The maximum size of metadata in a lake database is 10 GB. Attempting to publish or update a model that exceeds 10 GB in size will fail. To resolve this issue, reduce the model size by removing tables and columns. Consider splitting large models into multiple lake databases to avoid this limit.

Data storage

Lake databases use a data lake on the Azure Storage account to store the data of the database. The data can be stored in Parquet, Delta or CSV format and different settings can be used to optimize the storage. Every lake database uses a linked service to define the location of the root data folder. For every entity, separate folders are created by default within this database folder on the data lake. By default all tables within a lake database use the same format but the formats and location of the data can be changed per entity if that is requested.

Note

Publishing a lake database does not create any of the underlying structures or schemas needed to query the data in Spark or SQL. After publishing, load data into your lake database using pipelines to begin querying it.

Currently, Delta format support for lake databases is not supported in Synapse Studio.
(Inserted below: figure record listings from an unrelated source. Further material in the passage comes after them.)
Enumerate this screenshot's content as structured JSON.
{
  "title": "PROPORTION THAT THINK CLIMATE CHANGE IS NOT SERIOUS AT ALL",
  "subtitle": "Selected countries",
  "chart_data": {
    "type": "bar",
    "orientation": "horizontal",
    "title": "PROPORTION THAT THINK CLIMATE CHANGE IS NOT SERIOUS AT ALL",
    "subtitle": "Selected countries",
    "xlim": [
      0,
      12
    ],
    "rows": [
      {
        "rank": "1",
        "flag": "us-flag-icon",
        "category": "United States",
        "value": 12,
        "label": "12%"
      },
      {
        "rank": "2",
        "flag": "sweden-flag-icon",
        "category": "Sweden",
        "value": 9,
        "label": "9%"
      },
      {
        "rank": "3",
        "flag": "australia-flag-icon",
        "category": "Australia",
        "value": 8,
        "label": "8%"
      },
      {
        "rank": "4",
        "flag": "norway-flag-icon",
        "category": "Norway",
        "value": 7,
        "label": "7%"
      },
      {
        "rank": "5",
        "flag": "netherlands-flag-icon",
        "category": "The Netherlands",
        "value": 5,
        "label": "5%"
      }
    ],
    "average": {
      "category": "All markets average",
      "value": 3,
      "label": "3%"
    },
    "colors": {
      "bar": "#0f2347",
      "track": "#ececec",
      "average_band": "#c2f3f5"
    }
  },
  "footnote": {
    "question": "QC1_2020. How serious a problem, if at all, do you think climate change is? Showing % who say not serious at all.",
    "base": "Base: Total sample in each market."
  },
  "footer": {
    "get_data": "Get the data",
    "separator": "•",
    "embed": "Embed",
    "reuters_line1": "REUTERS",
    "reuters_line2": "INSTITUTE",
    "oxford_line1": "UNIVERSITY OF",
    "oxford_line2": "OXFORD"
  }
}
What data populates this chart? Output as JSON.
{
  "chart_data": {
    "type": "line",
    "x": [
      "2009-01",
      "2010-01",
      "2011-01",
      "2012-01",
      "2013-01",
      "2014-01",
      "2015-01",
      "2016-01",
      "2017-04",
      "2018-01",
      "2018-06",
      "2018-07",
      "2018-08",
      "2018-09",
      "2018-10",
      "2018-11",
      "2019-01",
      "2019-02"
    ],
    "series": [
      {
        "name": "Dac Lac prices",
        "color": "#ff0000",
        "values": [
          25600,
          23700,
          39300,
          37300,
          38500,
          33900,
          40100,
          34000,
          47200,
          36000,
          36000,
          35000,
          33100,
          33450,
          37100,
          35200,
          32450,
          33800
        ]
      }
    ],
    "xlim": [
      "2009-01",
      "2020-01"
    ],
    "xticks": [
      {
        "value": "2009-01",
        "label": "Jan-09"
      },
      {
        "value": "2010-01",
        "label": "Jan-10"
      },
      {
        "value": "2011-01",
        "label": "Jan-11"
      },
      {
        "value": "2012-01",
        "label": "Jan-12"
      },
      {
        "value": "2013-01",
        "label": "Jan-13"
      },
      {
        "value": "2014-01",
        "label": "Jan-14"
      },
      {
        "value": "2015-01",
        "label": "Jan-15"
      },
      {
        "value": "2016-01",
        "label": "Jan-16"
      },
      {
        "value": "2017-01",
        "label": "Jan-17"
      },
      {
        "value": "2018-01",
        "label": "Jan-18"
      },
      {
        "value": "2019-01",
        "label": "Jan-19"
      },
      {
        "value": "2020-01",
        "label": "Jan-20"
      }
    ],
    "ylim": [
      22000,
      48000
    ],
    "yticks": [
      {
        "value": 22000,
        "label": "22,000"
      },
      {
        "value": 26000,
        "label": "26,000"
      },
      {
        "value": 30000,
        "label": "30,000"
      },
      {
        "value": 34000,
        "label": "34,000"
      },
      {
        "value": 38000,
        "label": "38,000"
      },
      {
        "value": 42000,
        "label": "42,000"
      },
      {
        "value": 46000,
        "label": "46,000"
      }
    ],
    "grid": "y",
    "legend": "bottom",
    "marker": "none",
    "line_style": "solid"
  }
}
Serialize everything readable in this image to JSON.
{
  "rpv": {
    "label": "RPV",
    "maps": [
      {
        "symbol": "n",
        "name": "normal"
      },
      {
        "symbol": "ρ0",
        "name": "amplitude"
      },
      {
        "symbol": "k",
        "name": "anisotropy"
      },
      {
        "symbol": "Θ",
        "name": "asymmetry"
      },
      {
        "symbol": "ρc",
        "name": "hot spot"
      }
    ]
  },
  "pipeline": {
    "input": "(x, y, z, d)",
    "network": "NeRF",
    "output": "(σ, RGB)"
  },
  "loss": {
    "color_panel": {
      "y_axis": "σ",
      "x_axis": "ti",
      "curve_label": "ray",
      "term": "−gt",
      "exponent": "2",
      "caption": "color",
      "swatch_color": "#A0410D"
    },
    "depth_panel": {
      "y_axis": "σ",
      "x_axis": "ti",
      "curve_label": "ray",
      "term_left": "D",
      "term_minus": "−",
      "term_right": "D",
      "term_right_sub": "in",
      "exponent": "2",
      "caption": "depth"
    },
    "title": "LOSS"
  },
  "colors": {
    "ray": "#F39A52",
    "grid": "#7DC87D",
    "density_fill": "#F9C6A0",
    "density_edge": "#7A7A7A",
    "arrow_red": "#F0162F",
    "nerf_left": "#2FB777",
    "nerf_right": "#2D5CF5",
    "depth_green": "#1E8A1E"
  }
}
The synchronization of lake database objects between storage and Synapse is one-directional. Be sure to perform any creation or schema modification of lake database objects using the database designer in Synapse Studio. If you instead make such changes from Spark or directly in storage, the definitions of your lake databases will become out of sync. If this happens, you may see old lake database definitions in the database designer. You will need to replicate and publish such changes in the database designer in order to bring your lake databases back in sync.

Database compute

The lake database is exposed in Synapse SQL serverless SQL pool and Apache Spark providing users with the capability to decouple storage from compute. The metadata that is associated with the lake database makes it easy for different compute engines to not only provide an integrated experience but also use additional information (for example, relationships) that was not originally supported on the data lake.